I step carefully onto the bridge, gripping the support cables while the structure shifts beneath my weight.

“You’re doing great,” she mutters.

“Please don’t start coaching like I’m a nervous horse.”

“You’re behaving like one.”

“Rude.”

But I keep moving exactly the way she told me.

Behind us another couple attempts to sprint across the bridge.

The cable whips sideways under their combined momentum.

They drop into the safety net below.

Elimination alarm.

I glance back once.

Then forward again.

“Focus,” Tilda says.

“Yes ma’am.”

The final section of the course requires both of us to cross a series of pressure plates simultaneously while a rotating barrier sweeps through the corridor.
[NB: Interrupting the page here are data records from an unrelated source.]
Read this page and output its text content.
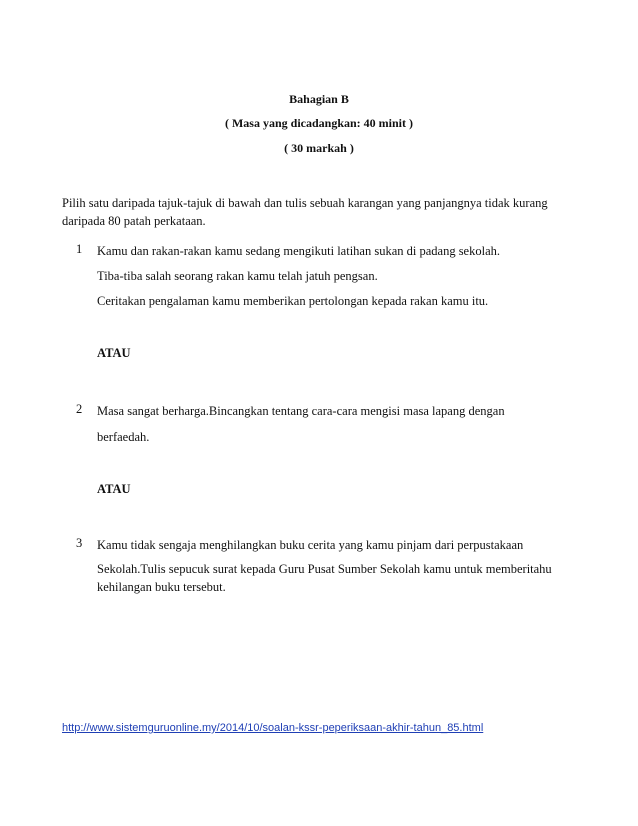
Bahagian B
( Masa yang dicadangkan: 40 minit )
( 30 markah )
Pilih satu daripada tajuk-tajuk di bawah dan tulis sebuah karangan yang panjangnya tidak kurang daripada 80 patah perkataan.
1 Kamu dan rakan-rakan kamu sedang mengikuti latihan sukan di padang sekolah.
Tiba-tiba salah seorang rakan kamu telah jatuh pengsan.
Ceritakan pengalaman kamu memberikan pertolongan kepada rakan kamu itu.
ATAU
2 Masa sangat berharga.Bincangkan tentang cara-cara mengisi masa lapang dengan
berfaedah.
ATAU
3 Kamu tidak sengaja menghilangkan buku cerita yang kamu pinjam dari perpustakaan
Sekolah.Tulis sepucuk surat kepada Guru Pusat Sumber Sekolah kamu untuk memberitahu kehilangan buku tersebut.
http://www.sistemguruonline.my/2014/10/soalan-kssr-peperiksaan-akhir-tahun_85.html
“Three steps,” she says quietly.

“Then jump.”

“Got it.”

“One.”

We move.

“Two.”

The barrier roars past behind us.

“Three.”

We jump.

The finish platform appears ahead.

We land together just as the horn sounds.

The scoreboard lights up above the arena.

Safe ranking.

The crowd cheers.

I exhale slowly and lean forward with my hands on my knees.
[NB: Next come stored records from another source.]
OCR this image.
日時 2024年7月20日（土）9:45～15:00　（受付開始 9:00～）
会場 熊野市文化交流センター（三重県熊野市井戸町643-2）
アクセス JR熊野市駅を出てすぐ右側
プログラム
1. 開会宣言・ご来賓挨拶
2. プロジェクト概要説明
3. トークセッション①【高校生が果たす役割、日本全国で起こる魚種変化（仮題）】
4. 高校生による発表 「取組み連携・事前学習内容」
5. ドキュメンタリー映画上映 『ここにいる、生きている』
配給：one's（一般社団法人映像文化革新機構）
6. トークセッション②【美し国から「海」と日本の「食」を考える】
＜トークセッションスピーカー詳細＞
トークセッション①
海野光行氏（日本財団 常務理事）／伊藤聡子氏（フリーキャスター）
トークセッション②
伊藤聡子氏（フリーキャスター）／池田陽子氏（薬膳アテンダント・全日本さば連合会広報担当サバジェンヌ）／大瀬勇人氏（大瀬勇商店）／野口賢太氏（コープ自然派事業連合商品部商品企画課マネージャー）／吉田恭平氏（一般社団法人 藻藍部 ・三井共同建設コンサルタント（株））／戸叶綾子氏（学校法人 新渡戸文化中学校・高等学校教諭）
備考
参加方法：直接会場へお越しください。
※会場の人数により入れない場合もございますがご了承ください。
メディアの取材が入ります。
“Well,” I say breathlessly. “That worked.”

Tilda looks at me with an expression that’s half curiosity, half cautious approval.

“You followed every instruction.”

“Turns out you’re good at strategy.”

“I always have been.”

“Guess I’m finally catching on.”

We walk toward the exit tunnel while the remaining teams attempt the final sequence behind us.

For a moment neither of us speaks.

Then she says quietly, “You’re different lately.”

I shrug.

“Maybe I’m finally growing up.”

“That would be convenient.”

“It would.”

The tunnel lights flicker overhead as we enter the compound corridor.

I pause for a moment, watching the arena replay screens showing highlights from the challenge.

One clip shows us crossing the suspension bridge together—steady, coordinated, calm.

Not flashy.

Not dramatic.

Just effective.

I think about Jesse again.

About the life he’s been living for two years without knowing I exist.

And about the man he might eventually meet when he’s old enough to ask questions.

The reckless performer.

The adrenaline addict.

The guy who treated danger like a punchline.

Or someone better.

I turn away from the screen.

“Well,” I say quietly to myself, “guess we’ve got some work to do.”